Perhaps another way of looking at is that Data is the the raw facts that are input and Information is organised subset that you see when you query the DB.
 
I'm thinking that "subjects" are tables and "data" are fields where the data is inputted and what you see on the screen is information.

Yes, no, and maybe ... and even maybe not. I can display raw data on a screen, too. What I see on the screen is information if and only if I have in some way organized the underlying data. Just because it is on a screen somewhere doesn't mean it qualifies as information. There is no linkage between the two concepts ("viewed" = "information") at all.

Here is another, slightly farther-out viewpoint. If data elements are raw, isolated entities that come in with limited semblance of order or meaning, with no reasonable odds of predictability, then... you need to apply work to organize them, to provide that semblance of order. (Don't confuse ORDER in this discussion as being limited to an "ORDER BY" clause.
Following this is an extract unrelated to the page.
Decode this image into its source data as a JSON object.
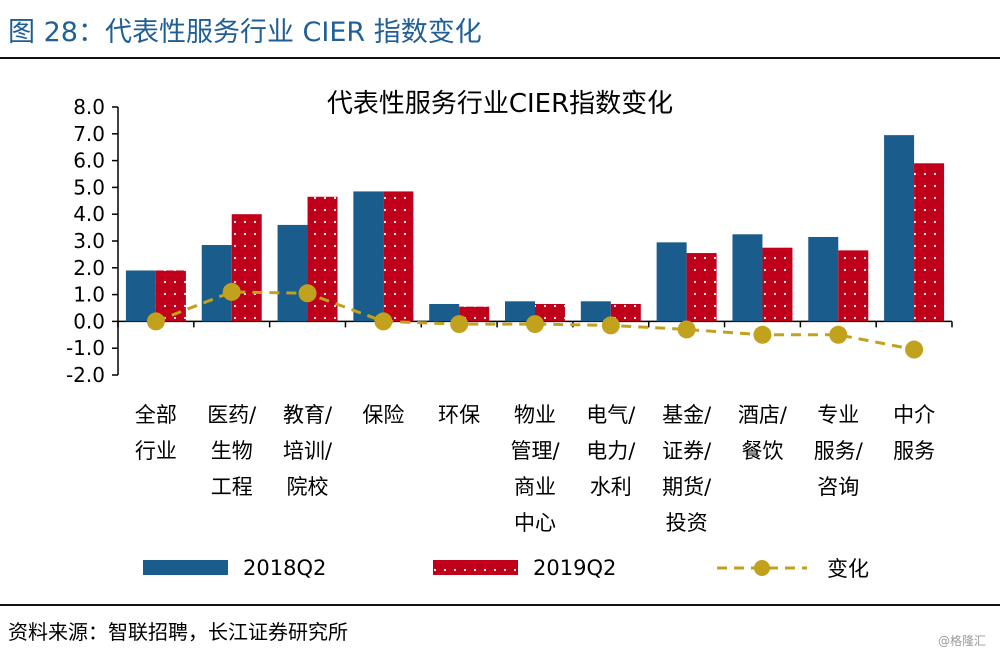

SELECTs, JOINs, and UNIONs are also useful here. Other types of organization also apply. Such as table normalization, establishiment of formal relationships, imposition of validation edits, etc.)

This work that you do changes the net entropy of the data set as a whole. Now ORDER (in the sense of predictability) is considered a form of information. Organizing a data set changes its apparent randomness and thus creates information in the entropy-related sense of the term. Not all changes create information through work, however.

In the formal sense of entropy-related definitions of information, you have created information if and only if you can make better predictions of what you see after you apply the work than before you did so. If you make no change in the predictability of what you see, you have not changed the amount of information in the data set. In thermodynamics terms, work that doesn't change predictability is "lost or wasted energy." In the office it is called "lost or wasted effort."

SO according to the laws of thermodynamics as applied to stellar fusion dynamics and other randomizing influences, "information" occurs when you impose some form of order (or perhaps you prefer "organization") on raw data.

Don't forget, though, that just because you organized it AND changed its predictability STILL doesn't mean it is USEFUL information. For instance, USA Baseball statistics from before 1920 seem a bit... useless. Nobody is still alive to whom those statistics apply, so far as I know. But there are those who swear that such things are the most important bits of information since the invention of sliced bread.

Which is why in thermodynamics we have not less than six different ways of computing both energy and entropy in the same systems. There is the Gibbs-Helmholtz view, the classical Newtonian view, the "free energy" view (the latter being important in batteries), etc. etc. etc.
 
Hmmm... I see I'm getting a bit far-out in that last little soiret into the world of entropy as a measure of information. Time to increase my medication again.
 
We always enjoy you expanding our general knowledge Doc!
 
I didn't get it, The Doc Man. Too technical for me. I need basic stuff.

I'm thinking that what you type in is what you get--no data, no information--data = input, information = output.

The author wrote: "You need to know the difference between data and information before you proceed any further. This bit of knowledge makes it easier to determine what you need to sotre in your database." Did the author overstate this?
 
We use to be Data Processing Managers, we are now have the grand tilte of Information Technologists!